This month and next, MPR is organizing a used-instrument drive, getting old instruments out of attics and into the hands of kids. Our listeners have been contributing their own stories about their early involvement with musical instruments, and there are more attention-getting quotes than you can shake a flugelhorn at, including the headline up at the top. Consider:
“A spiritual quest of sorts”
“I was a dweeby nerd”
“I was so bad at first that. . . .”
“Band was the reason I continued my education”
But you can read the complete stories here, and also learn how to participate.
The things you find on the Web . . . . Here’s the Case of Mozart and the Crushed Corpse.
Some classical news stories from the last few days:
Rolando Villazon, whose vocal problems had forced him to take a hiatus, is back –triumphantly back–on the opera stage.
Blanche Thebom, the American mezzo, is dead at 91. She may be most remembered for participating in the classic Wilhelm Furtwangler recording of Wagner’s Tristan, where she took on the secondary, but indispensable role of Isolde’s lady-in-waiting.

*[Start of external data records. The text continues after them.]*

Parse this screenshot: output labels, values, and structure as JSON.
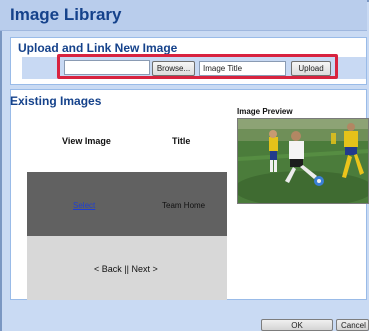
{
  "window": {
    "title": "Image Library"
  },
  "upload": {
    "heading": "Upload and Link New Image",
    "file_value": "",
    "browse_label": "Browse...",
    "title_value": "Image Title",
    "upload_label": "Upload",
    "highlight_color": "#d8233f"
  },
  "existing": {
    "heading": "Existing Images",
    "columns": {
      "view": "View Image",
      "title": "Title"
    },
    "rows": [
      {
        "link": "Select",
        "title": "Team Home"
      }
    ],
    "pager": "< Back || Next >"
  },
  "preview": {
    "label": "Image Preview",
    "image": "soccer-players-photo"
  },
  "footer": {
    "ok_label": "OK",
    "cancel_label": "Cancel"
  },
  "colors": {
    "title_text": "#15428b",
    "selected_row": "#616161",
    "pager_row": "#d8d8d8",
    "link": "#1f3fd0"
  }
}
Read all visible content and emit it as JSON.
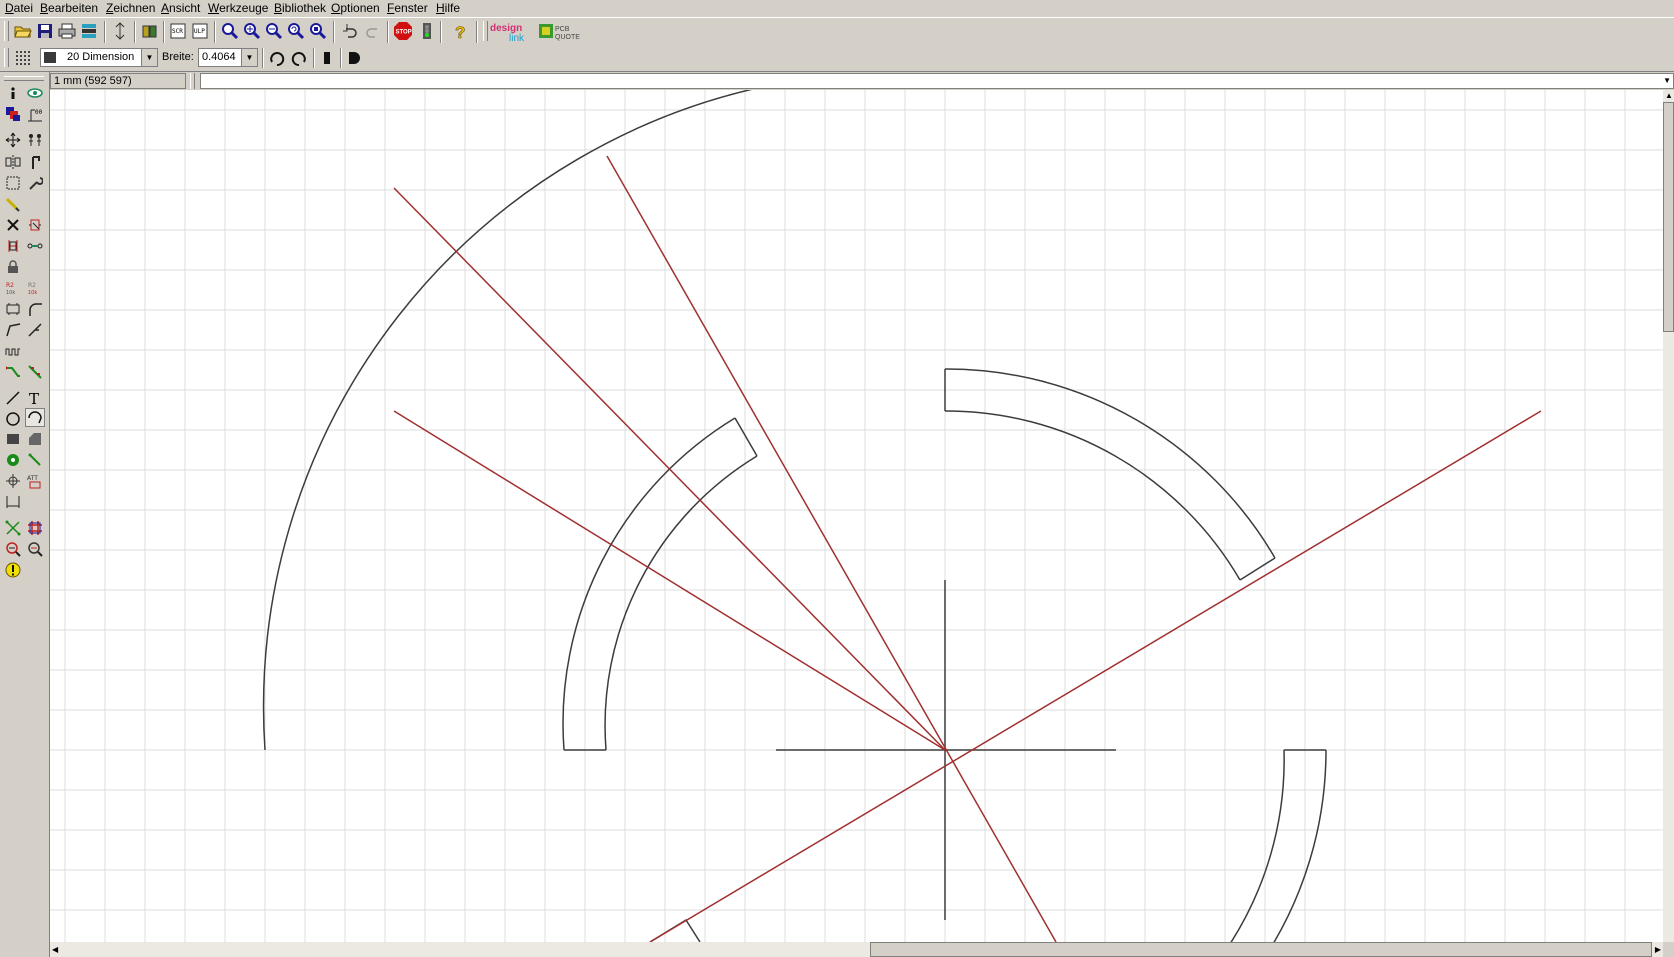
{
  "menu": [
    {
      "label": "Datei",
      "key": "D"
    },
    {
      "label": "Bearbeiten",
      "key": "B"
    },
    {
      "label": "Zeichnen",
      "key": "Z"
    },
    {
      "label": "Ansicht",
      "key": "A"
    },
    {
      "label": "Werkzeuge",
      "key": "W"
    },
    {
      "label": "Bibliothek",
      "key": "B"
    },
    {
      "label": "Optionen",
      "key": "O"
    },
    {
      "label": "Fenster",
      "key": "F"
    },
    {
      "label": "Hilfe",
      "key": "H"
    }
  ],
  "toolbar": {
    "script_label": "SCR",
    "ulp_label": "ULP",
    "stop_label": "STOP",
    "design_link_top": "design",
    "design_link_bottom": "link",
    "pcb_quote_top": "PCB",
    "pcb_quote_bottom": "QUOTE"
  },
  "params": {
    "layer_value": "20 Dimension",
    "layer_color": "#3a3a3a",
    "width_label": "Breite:",
    "width_value": "0.4064"
  },
  "status": {
    "coordinates": "1 mm (592 597)",
    "command": ""
  },
  "colors": {
    "canvas_bg": "#ffffff",
    "grid": "#dcdcdc",
    "dimension_line": "#3c3c3c",
    "construction_line": "#a03030"
  }
}
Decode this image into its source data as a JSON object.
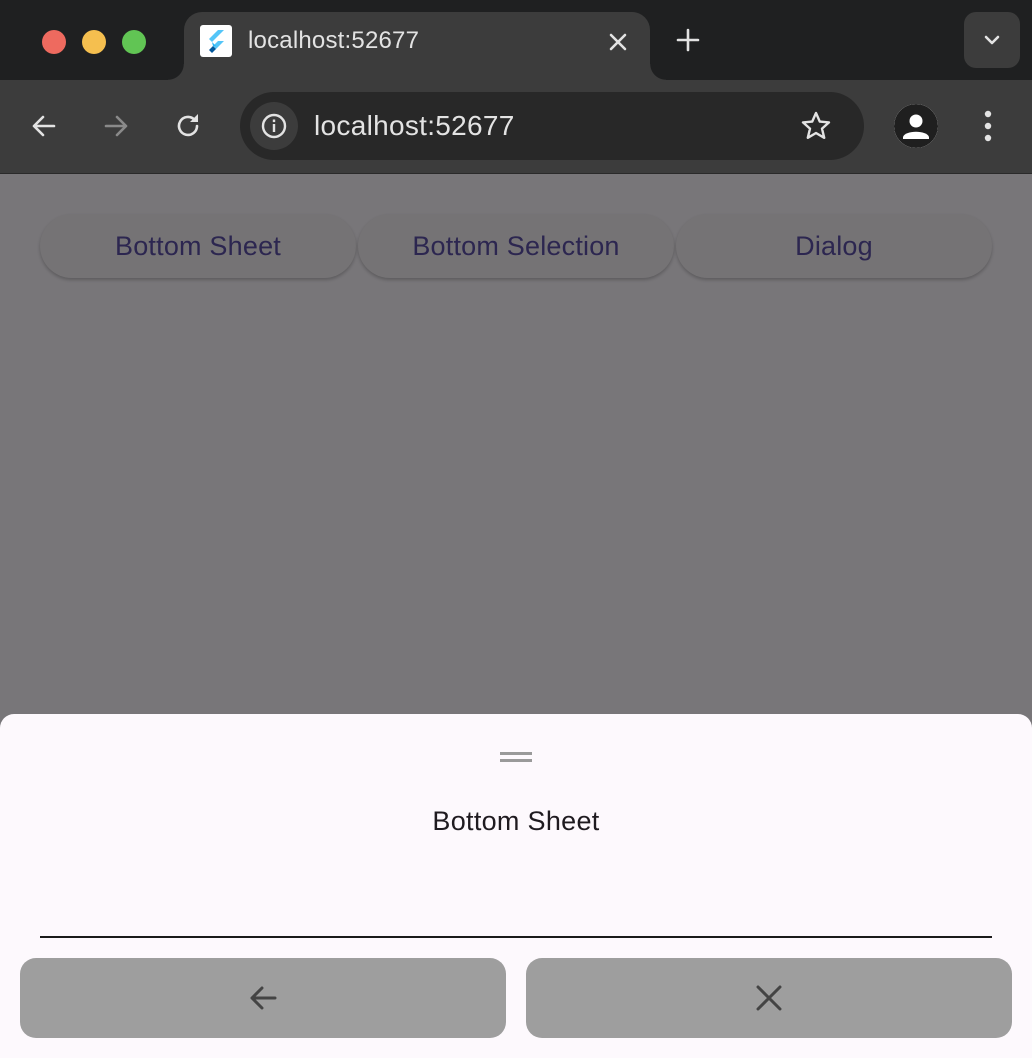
{
  "browser": {
    "tab": {
      "title": "localhost:52677",
      "favicon": "flutter-logo-icon"
    },
    "url": "localhost:52677",
    "icons": {
      "back": "arrow-left-icon",
      "forward": "arrow-right-icon",
      "reload": "reload-icon",
      "site_info": "info-icon",
      "bookmark": "star-icon",
      "profile": "person-icon",
      "menu": "more-vert-icon",
      "tab_close": "close-icon",
      "new_tab": "plus-icon",
      "tab_search": "chevron-down-icon"
    }
  },
  "page": {
    "buttons": [
      {
        "label": "Bottom Sheet"
      },
      {
        "label": "Bottom Selection"
      },
      {
        "label": "Dialog"
      }
    ]
  },
  "bottom_sheet": {
    "title": "Bottom Sheet",
    "actions": [
      {
        "icon": "arrow-back-icon"
      },
      {
        "icon": "close-icon"
      }
    ]
  },
  "colors": {
    "barrier_page": "#787679",
    "sheet_bg": "#fdf9fd",
    "action_bg": "#9e9e9e",
    "button_text": "#2c2650"
  }
}
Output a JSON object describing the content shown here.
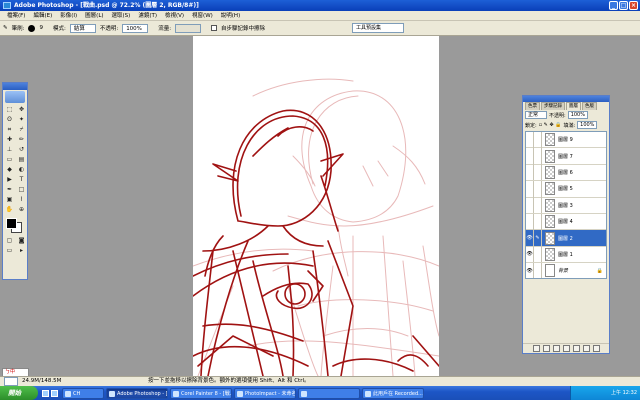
{
  "window": {
    "title": "Adobe Photoshop - [戰曲.psd @ 72.2% (圖層 2, RGB/8#)]"
  },
  "menu": [
    "檔案(F)",
    "編輯(E)",
    "影像(I)",
    "圖層(L)",
    "選取(S)",
    "濾鏡(T)",
    "檢視(V)",
    "視窗(W)",
    "說明(H)"
  ],
  "options": {
    "brush_label": "筆刷:",
    "brush_size": "9",
    "mode_label": "模式:",
    "mode_value": "結算",
    "opacity_label": "不透明:",
    "opacity_value": "100%",
    "flow_label": "流量:",
    "auto_erase": "自步驟記錄中擦除",
    "palette_well": "工具預設集"
  },
  "layers_panel": {
    "tabs": [
      "色票",
      "步驟記錄",
      "圖層",
      "色版"
    ],
    "blend_mode": "正常",
    "opacity_label": "不透明:",
    "opacity": "100%",
    "lock_label": "鎖定:",
    "fill_label": "填滿:",
    "fill": "100%",
    "layers": [
      {
        "name": "圖層 9",
        "visible": false,
        "selected": false
      },
      {
        "name": "圖層 7",
        "visible": false,
        "selected": false
      },
      {
        "name": "圖層 6",
        "visible": false,
        "selected": false
      },
      {
        "name": "圖層 5",
        "visible": false,
        "selected": false
      },
      {
        "name": "圖層 3",
        "visible": false,
        "selected": false
      },
      {
        "name": "圖層 4",
        "visible": false,
        "selected": false
      },
      {
        "name": "圖層 2",
        "visible": true,
        "selected": true
      },
      {
        "name": "圖層 1",
        "visible": true,
        "selected": false
      },
      {
        "name": "背景",
        "visible": true,
        "selected": false,
        "background": true
      }
    ]
  },
  "status": {
    "ime": "ㄅ中",
    "zoom": "72.2%",
    "doc": "24.9M/148.5M",
    "hint": "按一下並拖移以擦除背景色。額外的選項使用 Shift、Alt 和 Ctrl。"
  },
  "taskbar": {
    "start": "開始",
    "tasks": [
      {
        "label": "CH",
        "active": false
      },
      {
        "label": "Adobe Photoshop - [",
        "active": true
      },
      {
        "label": "Corel Painter 8 - [戰...",
        "active": false
      },
      {
        "label": "PhotoImpact - 未命名...",
        "active": false
      },
      {
        "label": "",
        "active": false
      },
      {
        "label": "此用戶在 Recorded...",
        "active": false
      }
    ],
    "clock": "上午 12:32"
  }
}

Let’s also note the passing of Lady Susana Walton, widow of composer William Walton. After her husband’s death, she devoted herself to the spectacular gardens at their home in Italy–check out these photos.
Soprano Marlis Peterson had two days to learn a new role for the Met’s new production of Thomas’ “Hamlet.”
Natalie Dessay was scheduled to play Ophelia and dropped out at the last minute. Marlis was already singing in Vienna, so had to show up in New York for a crash course.
She got rave reviews – you can hear her performance with the Met Opera broadcast this Saturday at noon on Classical MPR.
The New York Times says “[His] discoveries are considered among the most important medical advances in the 20th century, and the drugs have been among the most prescribed in the world.”
Nobel Prize-winning pharmacologist Dr. James Black died March 22, at age 85.
He developed two of the world’s most important medicines – H2 antagonists, used for treating gastric ulcers, and beta-blockers, effective against heart disease.
But there’s more to beta-blockers than heart disease. They’re also widely used by professional musicians for treating symptoms of stage fright. A survey by the International Conference of Symphony Orchestra Musicians revealed that 27% of the musicians in the 51 largest orchestras in the United States had used beta blockers for performance anxiety related issues.
In 2004, the New York Times reported on this phenomenon, with stories from many distinguished musicians who find beta-blockers to be an invaluable tool in an extremely high-stress profession where missed notes can cost you your job.
So next time you’re at a symphony orchestra concert, enjoying a highly polished, musical performance, there’s a good chance that some of the credit goes to Dr. James Black.
Conductor James Levine, who missed the beginning of the 2009-10 season due to health problems, will now miss the final weeks as well. While that’s bad news for him, it gives a high profile gig to St. Olaf College alum Jayce Ogren, who will replace Maestro Levine in a world premiere performance this weekend with the Boston Symphony.
Last night it was the Bach Birthday Bash at the Dakota and we heard three spectacular sets – a wonderful couple of Bach Society harpsichordists, followed by the transcendent Matt Haimovitz and then a quartet new to me, Jelloslave.
This group really rocked out – it’s two classically-trained cellists, drums and tabla. A couple of highlights were a Bach/George Harrison suite, a piece by Bach-contemporary Turlough O’Carolan, a Bach Invention that morphed into Jimi Hendrix, plus a few tunes from their newest disc “Purple Orange” coming out in few weeks.
Their music is a kind of mesmerizing mix of dance and improvisation and the drums never completely take over the sound. They just give the whole feel a great rhythm and synergy. They played late into the night, but kept me wanting more.
Why is it that I oftentimes immediately forget the name of someone who has just introduced themselves to me, but not for love or money get a commercial jingle out of my head?
A recent Q&A on the New York Times website points to the success of “earworms.” It’s “music characterized by simplicity, repetitiveness and incongruity with listeners’ expectations is most likely to become ‘stuck.’ ”
Good news for advertisers I would think!
You may have heard us congratulating the Minnesota Orchestra for their fabulous review in this week’s New Yorker.
Music critic Alex Ross wrote about the large number of different orchestras which had performed in Carnegie Hall recently, and concluded the piece with this bold statement:
For the duration of the evening of March 1st, the Minnesota Orchestra sounded, to my ears, like the greatest orchestra in the world.
You can read the whole piece here.
When Jauvon Gilliam heard that the National Symphony Orchestra in Washington, D.C., was looking for a new timpanist, he wanted that job. Bad.
So on the 26-hour drive from Winnipeg, he called up other professional timpanists along the way and asked to play for them, so that he could get used to playing nervous and in unfamiliar settings.